En son temps, Kepler avait eu la même démarche. Maëlle Mercier et Chérine Sultan nous expliquèrent comment il réfuta les modèles de Ptolémée, Copernic et Brahe, en montrant que certaines observations contredisaient leurs modèles ; il fallait écarter leurs axiomes – les mouvements circulaires et réguliers – et faire l’hypothèse supérieure de l’existence d’un principe physique, où le soleil serait la source du mouvement elliptique irrégulier des planètes.

Théo Génot, Alexandre Noury et Jenny Beuve, en s’appuyant sur la Monadologie de Gottfried Leibniz, construisirent un pont entre ce dernier et Kepler. Kepler avait laissé à la science un problème irrésolu : comment calculer la position d’une planète en fonction du temps ? Leibniz, entre 1672 et 1676, répondit au défi en inventant le calcul infinitésimal. Une grande querelle s’ensuivit : les cercles de la Royal Society de Londres et leur représentant Isaac Newton accusèrent Leibniz d’avoir plagié le calcul de Newton. La polémique toucha rapidement une question de fond, concernant la nature de l’univers : est-ce une machine que Dieu remonterait de temps en temps, et dans laquelle l’homme ne serait qu’un rouage dont la condition ne change pas ? Ou bien, comme le pensait Leibniz, l’univers est-il animé par un processus continu de création, auquel l’homme prendrait part en améliorant sa propre condition et celle de la nature ?

L’enjeu était éminemment politique, comme nous le montra Théodore Rottier, puisqu’il s’agissait de savoir si l’Angleterre allait devenir une république, d’inspiration leibnizienne, ou un empire de type vénitien.

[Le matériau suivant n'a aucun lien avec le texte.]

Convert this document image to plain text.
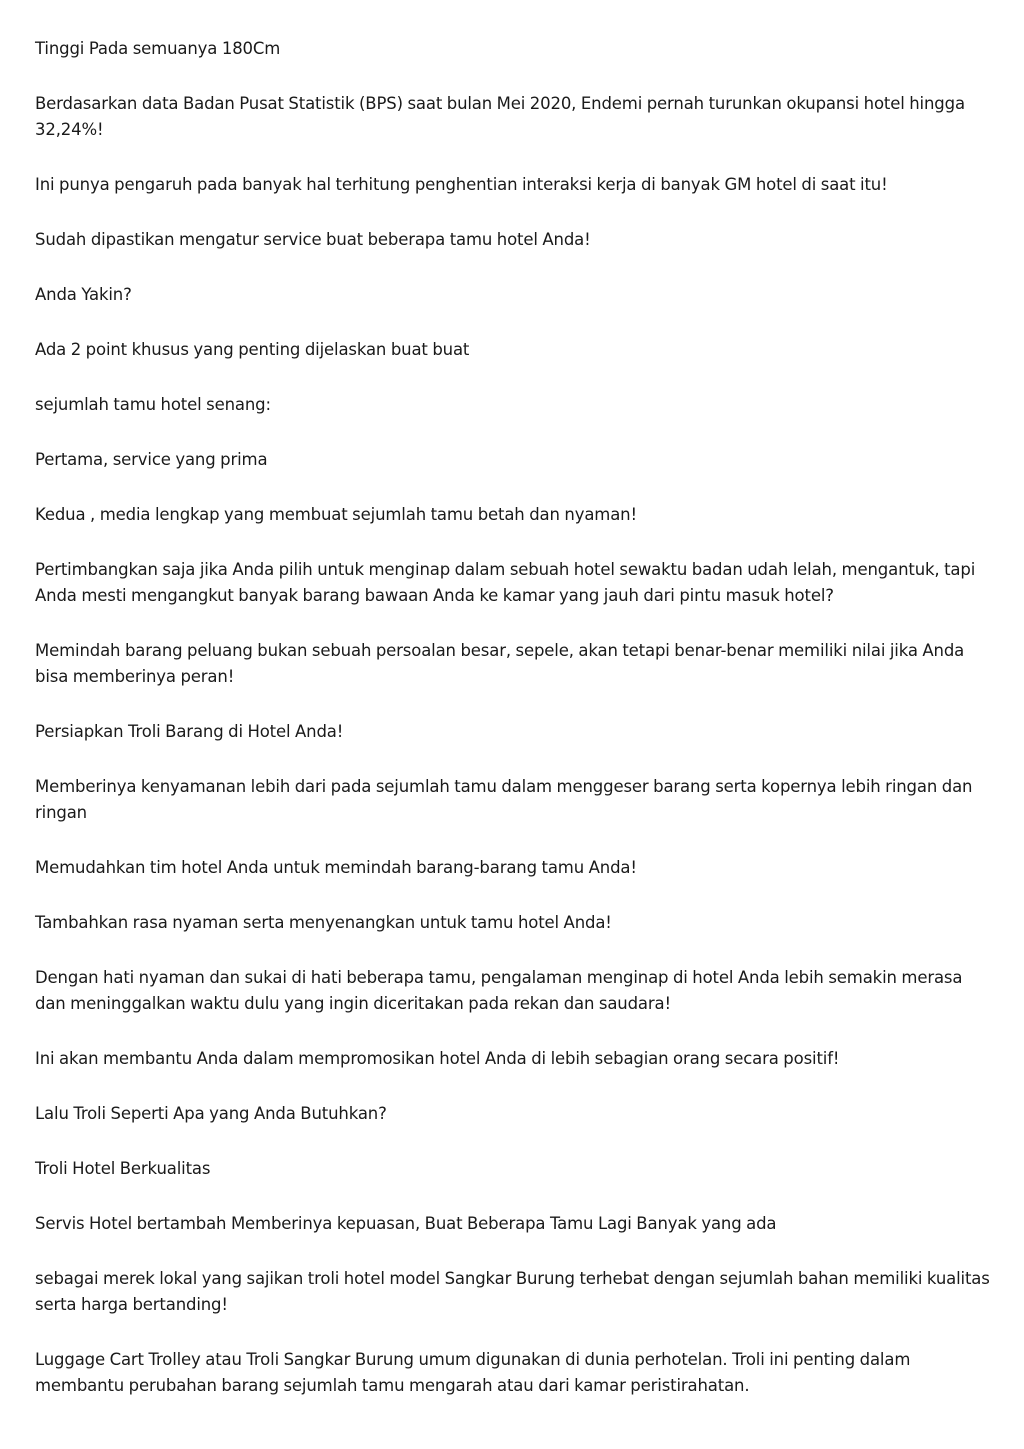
Tinggi Pada semuanya 180Cm

Berdasarkan data Badan Pusat Statistik (BPS) saat bulan Mei 2020, Endemi pernah turunkan okupansi hotel hingga 32,24%!

Ini punya pengaruh pada banyak hal terhitung penghentian interaksi kerja di banyak GM hotel di saat itu!

Sudah dipastikan mengatur service buat beberapa tamu hotel Anda!

Anda Yakin?

Ada 2 point khusus yang penting dijelaskan buat buat

sejumlah tamu hotel senang:

Pertama, service yang prima

Kedua , media lengkap yang membuat sejumlah tamu betah dan nyaman!

Pertimbangkan saja jika Anda pilih untuk menginap dalam sebuah hotel sewaktu badan udah lelah, mengantuk, tapi Anda mesti mengangkut banyak barang bawaan Anda ke kamar yang jauh dari pintu masuk hotel?

Memindah barang peluang bukan sebuah persoalan besar, sepele, akan tetapi benar-benar memiliki nilai jika Anda bisa memberinya peran!

Persiapkan Troli Barang di Hotel Anda!

Memberinya kenyamanan lebih dari pada sejumlah tamu dalam menggeser barang serta kopernya lebih ringan dan ringan

Memudahkan tim hotel Anda untuk memindah barang-barang tamu Anda!

Tambahkan rasa nyaman serta menyenangkan untuk tamu hotel Anda!

Dengan hati nyaman dan sukai di hati beberapa tamu, pengalaman menginap di hotel Anda lebih semakin merasa dan meninggalkan waktu dulu yang ingin diceritakan pada rekan dan saudara!

Ini akan membantu Anda dalam mempromosikan hotel Anda di lebih sebagian orang secara positif!

Lalu Troli Seperti Apa yang Anda Butuhkan?

Troli Hotel Berkualitas

Servis Hotel bertambah Memberinya kepuasan, Buat Beberapa Tamu Lagi Banyak yang ada

sebagai merek lokal yang sajikan troli hotel model Sangkar Burung terhebat dengan sejumlah bahan memiliki kualitas serta harga bertanding!

Luggage Cart Trolley atau Troli Sangkar Burung umum digunakan di dunia perhotelan. Troli ini penting dalam membantu perubahan barang sejumlah tamu mengarah atau dari kamar peristirahatan.
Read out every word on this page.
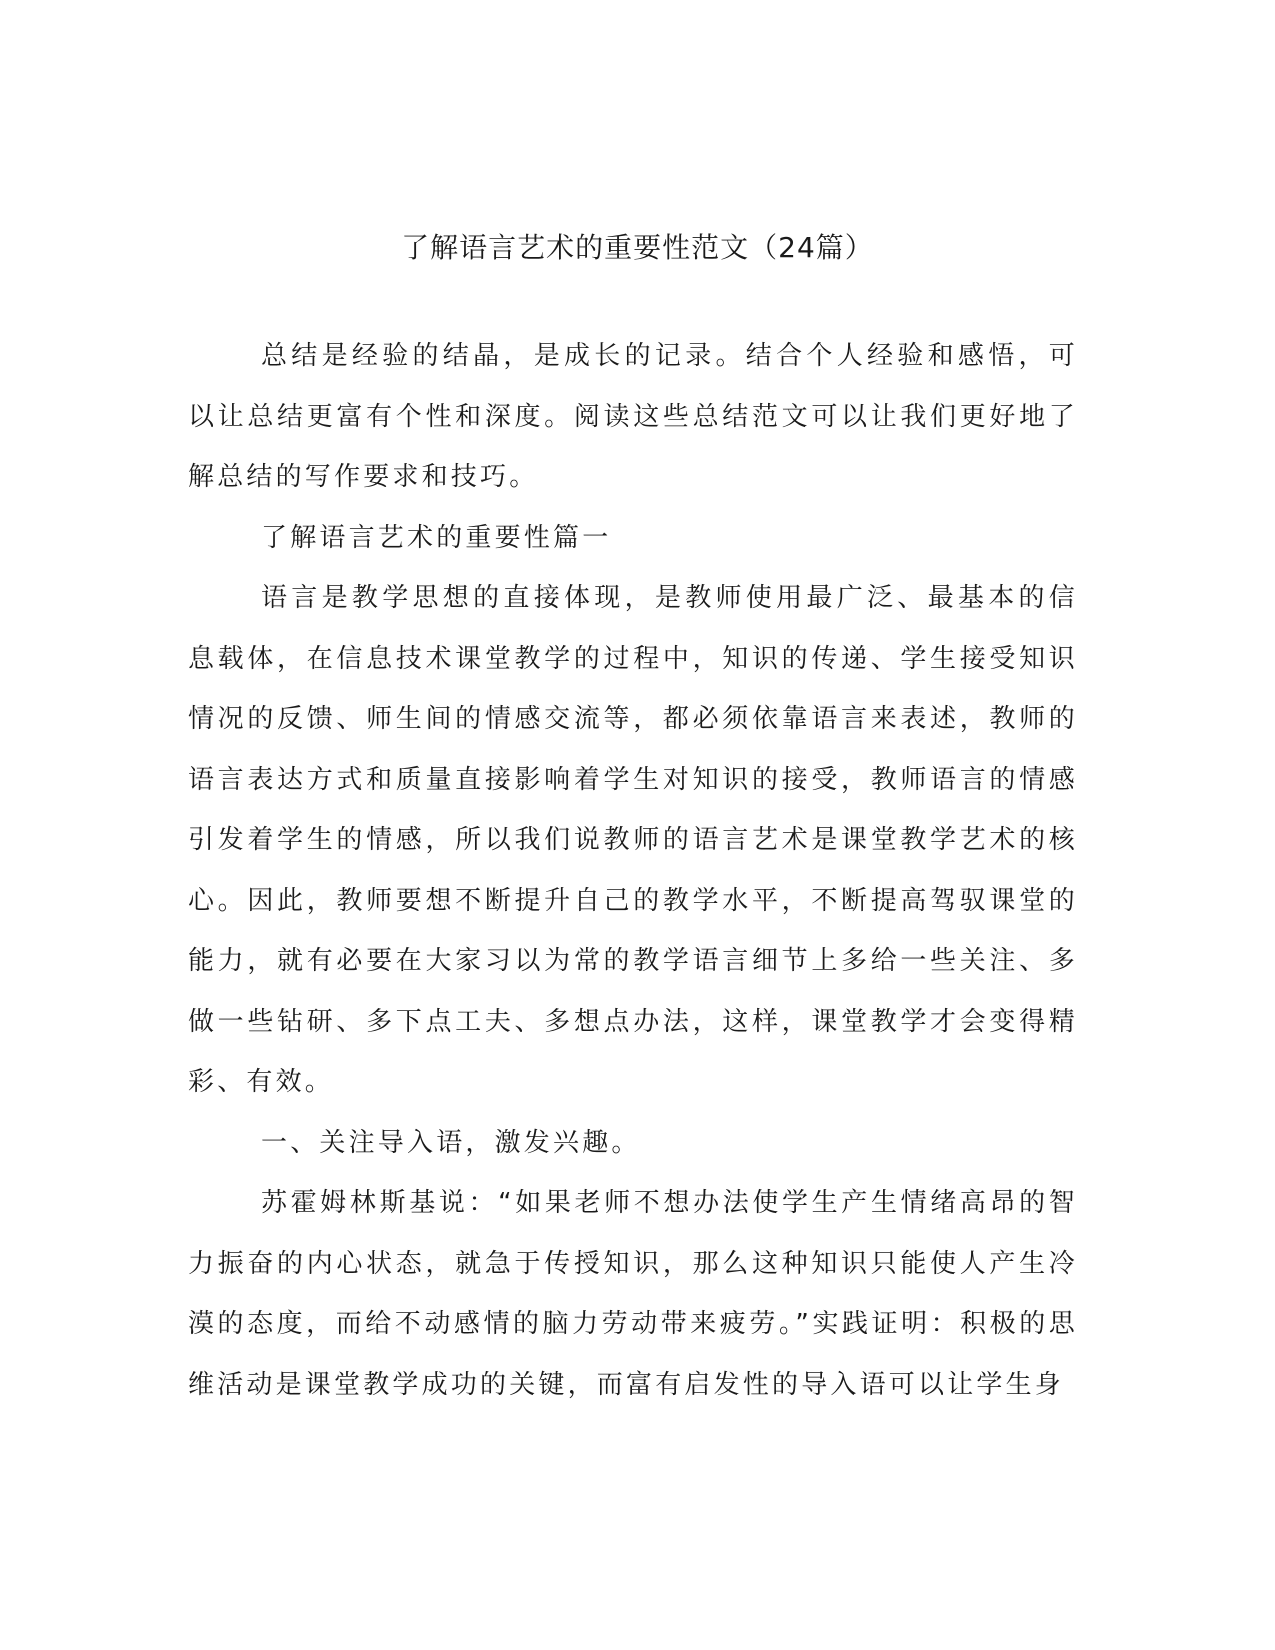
了解语言艺术的重要性范文（24篇）

总结是经验的结晶，是成长的记录。结合个人经验和感悟，可以让总结更富有个性和深度。阅读这些总结范文可以让我们更好地了解总结的写作要求和技巧。

了解语言艺术的重要性篇一

语言是教学思想的直接体现，是教师使用最广泛、最基本的信息载体，在信息技术课堂教学的过程中，知识的传递、学生接受知识情况的反馈、师生间的情感交流等，都必须依靠语言来表述，教师的语言表达方式和质量直接影响着学生对知识的接受，教师语言的情感引发着学生的情感，所以我们说教师的语言艺术是课堂教学艺术的核心。因此，教师要想不断提升自己的教学水平，不断提高驾驭课堂的能力，就有必要在大家习以为常的教学语言细节上多给一些关注、多做一些钻研、多下点工夫、多想点办法，这样，课堂教学才会变得精彩、有效。

一、关注导入语，激发兴趣。

苏霍姆林斯基说：“如果老师不想办法使学生产生情绪高昂的智力振奋的内心状态，就急于传授知识，那么这种知识只能使人产生冷漠的态度，而给不动感情的脑力劳动带来疲劳。”实践证明：积极的思维活动是课堂教学成功的关键，而富有启发性的导入语可以让学生身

La nature du système impérial libéral qui domine le monde depuis quatre décennies atteste de l’issue de cette bataille. En effet, en 1714-1715, le vent tourna contre les cercles républicains leibniziens : Jonathan Swift, qui avait pu influer sur la politique de la reine Anne, fut écarté, Leibniz mourut en 1716 et les guerres continuèrent à diviser le sol européen, au profit de l’oligarchie. Il faudra attendre plus d’un demi-siècle pour voir se réaliser une partie d’un projet politique de Leibniz, avec la création de la République souveraine des Etats-Unis d’Amérique, désolidarisée de l’Empire britannique.

Suite à ce week-end d’étude, plusieurs participants s’inscrivirent pour prendre part avec nous aux révolutions scientifiques et politiques de l’histoire passée, présente et future, histoire de ne pas se retrouver tondus comme des moutons.